Amis archéologues, venez au Pérou. A vue de nez seuls 10% des sites péruviens ont été explorés.
L‘histoire des fouilles du site de Sipan est atypique. Elles ont commencé à la fin des années 80 après que la police ait intercepté des objets de grande valeur dans les marchés du coin. Walter Alva, l‘actuel conservateur du musée, flaira le gros coup, leva des fonds pour effectuer des fouilles et fit en 1987 une découverte exceptionnelle: la tombe d‘un seigneur Moche datant de 600 après JC, contenant un trésor inestimable. En creusant plus il découvrit la tombe de son aîné de 300 ans, celle du vieux seigneur de Sipan. Le musée est consacré aux trésors découverts dans ces deux tombes.
Ces découvertes, outre l’aspect esthétique, nous permettent d’en savoir plus sur le culte des Moches, leur art et la vie des dirigeants de l‘époque. Malheureusement, il est impossible de prendre des photos dans le musée et la boutique de souvenirs ne vend aucune carte postale (les Péruviens ont des leçons à prendre des Américains !). Les photos qu‘on a trouvées sur internet ne sont pas libres de droit. Nous ne pourrons donc illustrer notre article que par des liens (nouvelle fenêtre).
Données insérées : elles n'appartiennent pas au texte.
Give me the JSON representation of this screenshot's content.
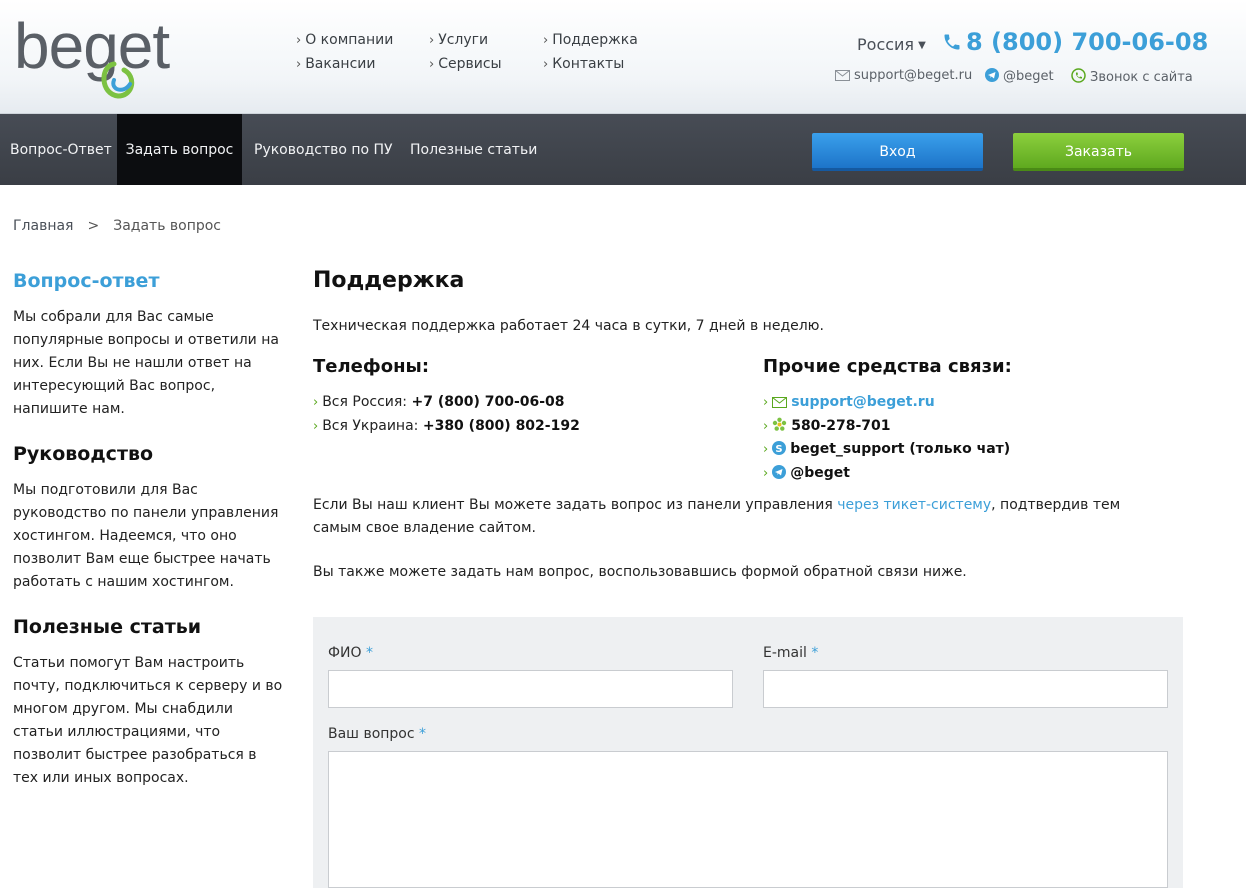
{
  "header": {
    "logo_text": "beget",
    "top_nav": [
      {
        "label": "О компании"
      },
      {
        "label": "Вакансии"
      },
      {
        "label": "Услуги"
      },
      {
        "label": "Сервисы"
      },
      {
        "label": "Поддержка"
      },
      {
        "label": "Контакты"
      }
    ],
    "region": "Россия",
    "phone": "8 (800) 700-06-08",
    "email": "support@beget.ru",
    "telegram": "@beget",
    "callback": "Звонок с сайта"
  },
  "main_nav": {
    "tabs": [
      {
        "label": "Вопрос-Ответ"
      },
      {
        "label": "Задать вопрос"
      },
      {
        "label": "Руководство по ПУ"
      },
      {
        "label": "Полезные статьи"
      }
    ],
    "login": "Вход",
    "order": "Заказать"
  },
  "breadcrumb": {
    "home": "Главная",
    "separator": ">",
    "current": "Задать вопрос"
  },
  "sidebar": [
    {
      "title": "Вопрос-ответ",
      "text": "Мы собрали для Вас самые популярные вопросы и ответили на них. Если Вы не нашли ответ на интересующий Вас вопрос, напишите нам."
    },
    {
      "title": "Руководство",
      "text": "Мы подготовили для Вас руководство по панели управления хостингом. Надеемся, что оно позволит Вам еще быстрее начать работать с нашим хостингом."
    },
    {
      "title": "Полезные статьи",
      "text": "Статьи помогут Вам настроить почту, подключиться к серверу и во многом другом. Мы снабдили статьи иллюстрациями, что позволит быстрее разобраться в тех или иных вопросах."
    }
  ],
  "main": {
    "title": "Поддержка",
    "intro": "Техническая поддержка работает 24 часа в сутки, 7 дней в неделю.",
    "phones_title": "Телефоны:",
    "phones": [
      {
        "label": "Вся Россия:",
        "value": "+7 (800) 700-06-08"
      },
      {
        "label": "Вся Украина:",
        "value": "+380 (800) 802-192"
      }
    ],
    "other_title": "Прочие средства связи:",
    "other": {
      "email": "support@beget.ru",
      "icq": "580-278-701",
      "skype": "beget_support (только чат)",
      "telegram": "@beget"
    },
    "ticket_text_before": "Если Вы наш клиент Вы можете задать вопрос из панели управления ",
    "ticket_link": "через тикет-систему",
    "ticket_text_after": ", подтвердив тем самым свое владение сайтом.",
    "form_intro": "Вы также можете задать нам вопрос, воспользовавшись формой обратной связи ниже."
  },
  "form": {
    "name_label": "ФИО",
    "email_label": "E-mail",
    "question_label": "Ваш вопрос",
    "required_mark": "*",
    "name_value": "",
    "email_value": "",
    "question_value": ""
  },
  "colors": {
    "accent": "#3c9fd8",
    "nav_bg": "#3f434a",
    "login_btn": "#2a88dc",
    "order_btn": "#72bb2c"
  }
}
Luis, notre guide francophone, nous explique tout d’abord comment se sont déroulées les fouilles, reconstitution à l’appui. Le Seigneur de Sipan devait être un des hommes les plus importants de son temps et comme les pharaons égyptiens, il était enterré avec une partie de sa cour. La maquette grandeur nature de la tombe nous montre qu‘il ne valait mieux pas être en haut de la hiérarchie à l’époque. Un seigneur mort était enseveli avec son chef militaire, son dirigeant religieux, son garde du corps personnel, sa femme légitime, ses deux concubines, son fils illégitime (le fils légitime héritant du pouvoir), un soldat en faction qui surveillait que personne ne s’échappe de la tombe, un corps de lama et un chien (qui était censé lui montrer le chemin du Monde des Morts). Huit personnes, bien vivantes, étaient donc sacrifiées à la mort du seigneur. On essaie de nous faire croire qu’accompagner le seigneur de Sipan dans sa dernière demeure était un honneur…. Cependant, un détail édifiant révèle qu’on ne se bousculait pas forcément au portillon pour finir dans une tombe, même richement pourvu: les squelettes des représentants du pouvoir militaire étaient amputés des pieds afin qu’ils ne prennent pas la clé des champs, et ils surveillaient les autres membres du convoi mortuaire.
La datation des ossements du seigneur de Sipan révèle qu’il avait 47 ans lors de son décès. Et vu l’aspect de son squelette, il est évident qu’il souffrait sévèrement d’ostéoporose. Luis nous apprend que le poids des bijoux d‘apparat qu‘il devait porter tous les jours n’est pas étranger à sa maladie. On estime qu‘il portait en moyenne neuf kilos de vêtements, ornements et objets de culte sur lui.
Ensuite, on découvre, couche après couche, les trésors de notre homme. Les parures en or se sont parfaitement conservées. Les tissus, pièces en alliage et colliers en coquillage ont fait l’objet d’une restauration exceptionnelle… dans des laboratoires de la ville de Mainz, en Allemagne!
Nous découvrons pêle-mêle:
- de magnifiques colliers de perles faites en coquillages blancs et rouges
- un étonnant collier en or et argent… qui vaut son pesant de cacahuètes. L’arachide représentait le culte des Morts (car elle pousse sous la terre!)
- de fabuleuses boucles d’oreille en or et turquoise. Les Moche agrandissaient, dès l’enfance, leurs lobes d’oreilles pour pouvoir les porter. La turquoise n’existant pas au Pérou, les archéologues en déduisent que les Moche avaient des rapports commerciaux avec le Mexique (situé à plus de 2000 km!)
- des hochets en or dont les grelots tintinnabulant annonçaient la venue d’hommes de la noblesse. En somme, le même principe que la crécelle pour les lépreux en Europe…
Nous ressortons impressionnés par tant de maîtrise des métaux et par le raffinement de cette civilisation.